Professora há 16 anos e diretora estadual do Sindicato dos Professores do Ensino Oficial do Estado de São Paulo (Apeoesp), Suzi da Silva revela que há menos de dois meses do fim do ano letivo ainda não conhece alguns pais de seus alunos.

“Muitas crianças chegam à escola com problema, inclusive de saúde, e nós temos que detectar. Também precisamos ver questões psicológicas e as dificuldades pelas quais os alunos passam”, explica.

Essa falta de interesse pela educação dos filhos em, muitos casos, é justificada pela necessidade que os pais têm de trabalhar. “No sistema capitalista, os pais passaram obrigações aos educadores. Hoje, além de formador e mediador, fazemos o papel de pais”, confirma Eliane Koti, professora há 25 anos e integrante do Sindicato dos Servidores Municipais de Bauru.

E, para atender essa exigência social da educação, os professores precisaram se atualizar. Eliane conta que a cobrança por qualificação profissional, por meio das instituições de ensino, triplicou se comparado às de 20 anos. “O professor precisa fazer cursos complementares, mestrado, doutorado, se especializar. Tudo isso sem incentivo. Essa é uma briga antiga da categoria, pois o ensino busca novos métodos e nós precisamos nos adequar”, opina Eliane, que é educadora infantil.

A violência verbal e física é outro problema que os professores precisam enfrentar. Para Suzi, a violência é conseqüência do atual modelo de ensino que adotou a educação continuada - os estudantes não repetem de ano. “Com o sistema adotado, os alunos não conseguem acompanhar o aprendizado e isso desmotiva”, opina.

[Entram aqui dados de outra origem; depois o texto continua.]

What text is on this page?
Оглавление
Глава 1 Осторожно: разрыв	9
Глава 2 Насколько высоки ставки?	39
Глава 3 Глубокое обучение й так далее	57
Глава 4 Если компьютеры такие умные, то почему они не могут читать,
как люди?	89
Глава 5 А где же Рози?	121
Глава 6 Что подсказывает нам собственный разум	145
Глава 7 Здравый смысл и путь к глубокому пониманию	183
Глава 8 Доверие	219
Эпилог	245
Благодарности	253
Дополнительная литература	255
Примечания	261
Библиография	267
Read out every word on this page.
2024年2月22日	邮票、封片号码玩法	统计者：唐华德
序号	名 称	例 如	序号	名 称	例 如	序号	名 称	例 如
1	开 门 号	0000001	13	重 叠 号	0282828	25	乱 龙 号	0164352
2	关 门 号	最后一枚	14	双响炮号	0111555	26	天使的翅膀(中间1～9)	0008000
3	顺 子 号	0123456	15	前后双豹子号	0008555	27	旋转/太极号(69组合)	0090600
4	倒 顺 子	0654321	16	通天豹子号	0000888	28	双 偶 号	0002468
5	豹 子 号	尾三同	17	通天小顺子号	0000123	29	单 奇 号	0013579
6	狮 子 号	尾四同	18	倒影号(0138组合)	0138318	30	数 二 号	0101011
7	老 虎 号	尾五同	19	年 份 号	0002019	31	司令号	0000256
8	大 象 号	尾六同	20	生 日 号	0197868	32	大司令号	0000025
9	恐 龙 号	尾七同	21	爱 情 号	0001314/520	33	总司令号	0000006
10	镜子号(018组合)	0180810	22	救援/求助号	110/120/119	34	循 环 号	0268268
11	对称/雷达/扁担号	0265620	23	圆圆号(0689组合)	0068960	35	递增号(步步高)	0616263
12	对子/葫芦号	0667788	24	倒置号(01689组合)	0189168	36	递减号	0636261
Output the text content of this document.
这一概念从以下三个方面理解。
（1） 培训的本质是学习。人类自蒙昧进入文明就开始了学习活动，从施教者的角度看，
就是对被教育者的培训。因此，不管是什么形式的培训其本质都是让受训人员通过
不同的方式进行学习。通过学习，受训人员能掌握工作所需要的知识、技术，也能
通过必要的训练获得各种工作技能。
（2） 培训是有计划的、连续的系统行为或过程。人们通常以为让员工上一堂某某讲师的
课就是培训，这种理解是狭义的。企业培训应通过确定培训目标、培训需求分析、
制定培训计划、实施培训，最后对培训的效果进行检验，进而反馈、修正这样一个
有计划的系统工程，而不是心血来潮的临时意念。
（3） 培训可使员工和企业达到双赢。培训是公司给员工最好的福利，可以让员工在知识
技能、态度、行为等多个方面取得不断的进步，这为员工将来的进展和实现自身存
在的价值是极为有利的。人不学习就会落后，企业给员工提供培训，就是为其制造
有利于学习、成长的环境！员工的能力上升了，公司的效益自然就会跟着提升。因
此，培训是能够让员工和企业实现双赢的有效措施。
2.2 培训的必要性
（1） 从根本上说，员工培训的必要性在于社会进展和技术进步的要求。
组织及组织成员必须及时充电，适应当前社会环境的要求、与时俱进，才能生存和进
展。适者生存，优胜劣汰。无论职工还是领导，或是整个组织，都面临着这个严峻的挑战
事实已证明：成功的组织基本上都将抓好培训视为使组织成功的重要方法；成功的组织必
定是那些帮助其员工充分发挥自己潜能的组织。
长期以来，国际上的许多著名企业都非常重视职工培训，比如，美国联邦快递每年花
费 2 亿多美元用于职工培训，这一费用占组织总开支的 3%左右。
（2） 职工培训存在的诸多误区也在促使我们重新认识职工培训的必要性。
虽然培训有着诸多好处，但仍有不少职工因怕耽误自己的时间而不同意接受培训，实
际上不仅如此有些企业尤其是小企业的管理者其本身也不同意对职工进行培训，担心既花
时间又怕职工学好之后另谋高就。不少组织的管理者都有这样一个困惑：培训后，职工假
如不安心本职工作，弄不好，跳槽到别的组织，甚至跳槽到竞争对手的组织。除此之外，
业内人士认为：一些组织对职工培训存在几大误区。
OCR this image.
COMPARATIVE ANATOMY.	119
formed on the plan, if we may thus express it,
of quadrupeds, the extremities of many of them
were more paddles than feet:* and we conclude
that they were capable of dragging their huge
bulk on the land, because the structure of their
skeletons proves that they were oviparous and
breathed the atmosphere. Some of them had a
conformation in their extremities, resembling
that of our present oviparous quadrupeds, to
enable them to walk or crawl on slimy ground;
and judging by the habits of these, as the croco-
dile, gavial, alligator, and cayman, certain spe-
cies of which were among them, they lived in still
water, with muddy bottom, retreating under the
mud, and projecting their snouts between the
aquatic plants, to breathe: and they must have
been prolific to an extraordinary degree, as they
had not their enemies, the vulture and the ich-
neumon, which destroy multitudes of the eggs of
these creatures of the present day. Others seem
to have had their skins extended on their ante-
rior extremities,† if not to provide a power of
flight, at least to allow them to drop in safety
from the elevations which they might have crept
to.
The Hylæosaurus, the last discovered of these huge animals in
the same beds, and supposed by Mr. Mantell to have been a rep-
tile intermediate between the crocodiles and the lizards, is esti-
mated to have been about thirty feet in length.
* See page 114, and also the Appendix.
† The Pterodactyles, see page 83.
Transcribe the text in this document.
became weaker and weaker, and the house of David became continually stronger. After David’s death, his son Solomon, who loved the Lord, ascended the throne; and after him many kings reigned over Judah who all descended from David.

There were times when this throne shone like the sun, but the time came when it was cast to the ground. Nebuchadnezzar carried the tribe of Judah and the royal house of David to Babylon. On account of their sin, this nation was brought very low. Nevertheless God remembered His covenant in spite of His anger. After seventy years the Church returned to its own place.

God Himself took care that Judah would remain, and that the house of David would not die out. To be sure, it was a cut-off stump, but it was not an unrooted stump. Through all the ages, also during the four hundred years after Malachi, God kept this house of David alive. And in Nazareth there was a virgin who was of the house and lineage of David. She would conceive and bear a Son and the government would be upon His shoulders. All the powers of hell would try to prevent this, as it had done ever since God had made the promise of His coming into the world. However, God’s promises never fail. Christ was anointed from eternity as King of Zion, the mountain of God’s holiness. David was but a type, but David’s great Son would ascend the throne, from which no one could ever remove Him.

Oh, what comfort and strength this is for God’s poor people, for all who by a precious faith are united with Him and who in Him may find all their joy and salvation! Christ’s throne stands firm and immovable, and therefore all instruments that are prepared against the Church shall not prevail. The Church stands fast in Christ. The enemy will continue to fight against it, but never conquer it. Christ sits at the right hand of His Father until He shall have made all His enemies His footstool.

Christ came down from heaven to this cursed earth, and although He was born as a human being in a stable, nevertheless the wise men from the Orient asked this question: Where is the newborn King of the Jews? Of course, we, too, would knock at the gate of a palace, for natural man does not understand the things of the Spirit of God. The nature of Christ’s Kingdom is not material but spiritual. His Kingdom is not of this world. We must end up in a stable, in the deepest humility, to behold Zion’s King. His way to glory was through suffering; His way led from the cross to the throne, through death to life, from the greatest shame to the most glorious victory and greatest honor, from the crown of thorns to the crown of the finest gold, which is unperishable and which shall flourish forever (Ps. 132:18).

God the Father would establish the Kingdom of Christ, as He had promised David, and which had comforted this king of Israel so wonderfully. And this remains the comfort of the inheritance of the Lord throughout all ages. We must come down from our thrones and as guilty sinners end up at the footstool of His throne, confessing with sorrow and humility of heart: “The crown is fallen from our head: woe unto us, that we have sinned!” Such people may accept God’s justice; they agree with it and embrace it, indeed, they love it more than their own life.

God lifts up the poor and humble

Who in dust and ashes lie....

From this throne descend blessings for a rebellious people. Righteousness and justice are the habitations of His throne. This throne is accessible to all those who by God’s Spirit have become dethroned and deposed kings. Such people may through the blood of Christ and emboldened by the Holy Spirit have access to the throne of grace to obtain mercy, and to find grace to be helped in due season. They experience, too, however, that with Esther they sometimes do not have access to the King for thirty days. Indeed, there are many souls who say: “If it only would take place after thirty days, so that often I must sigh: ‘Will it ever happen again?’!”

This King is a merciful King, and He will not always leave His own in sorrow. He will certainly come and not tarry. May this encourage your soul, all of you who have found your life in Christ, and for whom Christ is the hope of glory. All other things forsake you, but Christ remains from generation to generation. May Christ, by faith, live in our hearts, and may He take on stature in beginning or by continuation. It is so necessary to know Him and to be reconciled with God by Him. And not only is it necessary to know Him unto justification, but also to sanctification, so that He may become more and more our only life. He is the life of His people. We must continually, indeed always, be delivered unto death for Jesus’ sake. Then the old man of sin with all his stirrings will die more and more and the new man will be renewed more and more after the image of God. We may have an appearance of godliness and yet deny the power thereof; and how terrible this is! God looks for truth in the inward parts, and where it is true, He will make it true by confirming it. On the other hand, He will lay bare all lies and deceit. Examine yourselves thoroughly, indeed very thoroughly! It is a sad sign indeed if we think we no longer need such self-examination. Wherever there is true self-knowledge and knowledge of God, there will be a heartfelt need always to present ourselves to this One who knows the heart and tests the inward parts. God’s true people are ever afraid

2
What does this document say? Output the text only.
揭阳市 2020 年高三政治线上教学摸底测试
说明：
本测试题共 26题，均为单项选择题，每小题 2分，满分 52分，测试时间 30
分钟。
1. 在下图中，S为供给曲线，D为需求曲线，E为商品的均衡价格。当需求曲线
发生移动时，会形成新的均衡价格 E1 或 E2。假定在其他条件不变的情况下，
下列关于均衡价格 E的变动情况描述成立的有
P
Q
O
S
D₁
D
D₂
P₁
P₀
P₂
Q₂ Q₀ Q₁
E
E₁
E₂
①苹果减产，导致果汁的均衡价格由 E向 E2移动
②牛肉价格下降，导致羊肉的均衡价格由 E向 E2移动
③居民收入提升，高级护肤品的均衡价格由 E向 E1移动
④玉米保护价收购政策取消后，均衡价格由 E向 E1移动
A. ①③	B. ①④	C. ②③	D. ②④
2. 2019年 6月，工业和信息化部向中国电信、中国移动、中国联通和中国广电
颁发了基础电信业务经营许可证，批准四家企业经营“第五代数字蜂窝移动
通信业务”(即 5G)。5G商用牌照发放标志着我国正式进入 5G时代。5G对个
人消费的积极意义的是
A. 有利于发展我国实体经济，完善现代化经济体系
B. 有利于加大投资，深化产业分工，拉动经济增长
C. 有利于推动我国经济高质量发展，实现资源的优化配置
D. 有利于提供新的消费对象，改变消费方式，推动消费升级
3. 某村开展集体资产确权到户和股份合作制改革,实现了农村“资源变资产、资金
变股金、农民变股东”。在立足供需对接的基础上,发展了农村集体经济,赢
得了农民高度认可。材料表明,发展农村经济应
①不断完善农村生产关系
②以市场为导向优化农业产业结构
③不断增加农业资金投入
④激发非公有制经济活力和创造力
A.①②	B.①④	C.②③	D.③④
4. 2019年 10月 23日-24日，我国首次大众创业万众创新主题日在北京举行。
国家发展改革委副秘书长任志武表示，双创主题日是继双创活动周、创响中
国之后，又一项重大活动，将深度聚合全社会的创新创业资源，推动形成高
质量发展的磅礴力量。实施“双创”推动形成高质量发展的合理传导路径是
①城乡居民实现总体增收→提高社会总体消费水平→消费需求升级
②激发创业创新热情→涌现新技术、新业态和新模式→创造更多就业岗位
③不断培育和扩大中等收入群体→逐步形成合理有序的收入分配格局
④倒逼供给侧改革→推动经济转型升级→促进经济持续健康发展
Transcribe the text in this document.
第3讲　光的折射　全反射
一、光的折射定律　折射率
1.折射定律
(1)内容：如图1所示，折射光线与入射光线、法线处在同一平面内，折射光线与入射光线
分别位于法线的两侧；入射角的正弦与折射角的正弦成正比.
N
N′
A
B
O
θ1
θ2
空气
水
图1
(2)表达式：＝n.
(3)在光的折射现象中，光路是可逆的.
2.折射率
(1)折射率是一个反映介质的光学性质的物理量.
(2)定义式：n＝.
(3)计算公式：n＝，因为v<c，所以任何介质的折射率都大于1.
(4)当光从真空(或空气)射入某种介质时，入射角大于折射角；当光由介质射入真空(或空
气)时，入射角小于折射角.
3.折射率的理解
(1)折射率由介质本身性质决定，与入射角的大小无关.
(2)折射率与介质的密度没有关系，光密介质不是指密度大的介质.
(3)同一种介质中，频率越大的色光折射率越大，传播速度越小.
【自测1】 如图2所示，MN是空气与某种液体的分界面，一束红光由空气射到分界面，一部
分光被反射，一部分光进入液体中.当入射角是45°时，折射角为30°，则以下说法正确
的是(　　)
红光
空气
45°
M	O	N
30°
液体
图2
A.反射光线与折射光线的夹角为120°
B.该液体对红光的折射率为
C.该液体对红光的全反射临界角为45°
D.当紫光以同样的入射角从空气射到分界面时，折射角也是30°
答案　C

Segundo Eliane, a violência do mundo é refletida dentro das escolas. “Ela é vista diariamente na mídia, principalmente na Internet. Hoje, existem sites, blogs que mostram a violência como algo da moda e indisciplinam as crianças”, avalia. “Os alunos precisam entender que tudo deve ter regra, os comportamentos devem ser estabelecidos dentro dessas regras”, acrescenta a professora.

No final da tarde de ontem, a escola estadual Irmã Arminda Sbríssia preparou uma festa em homenagem aos 70 professores que atuam na unidade. Eles assistiram ao show da dupla Ricardo e Gehan e se interagiram. “A festa foi uma forma que encontramos para homenagear o trabalho que eles desenvolvem na instituição e agradecer todo o empenho e dedicação durante todo o ano”, explicou Maria Cecília, diretora da escola.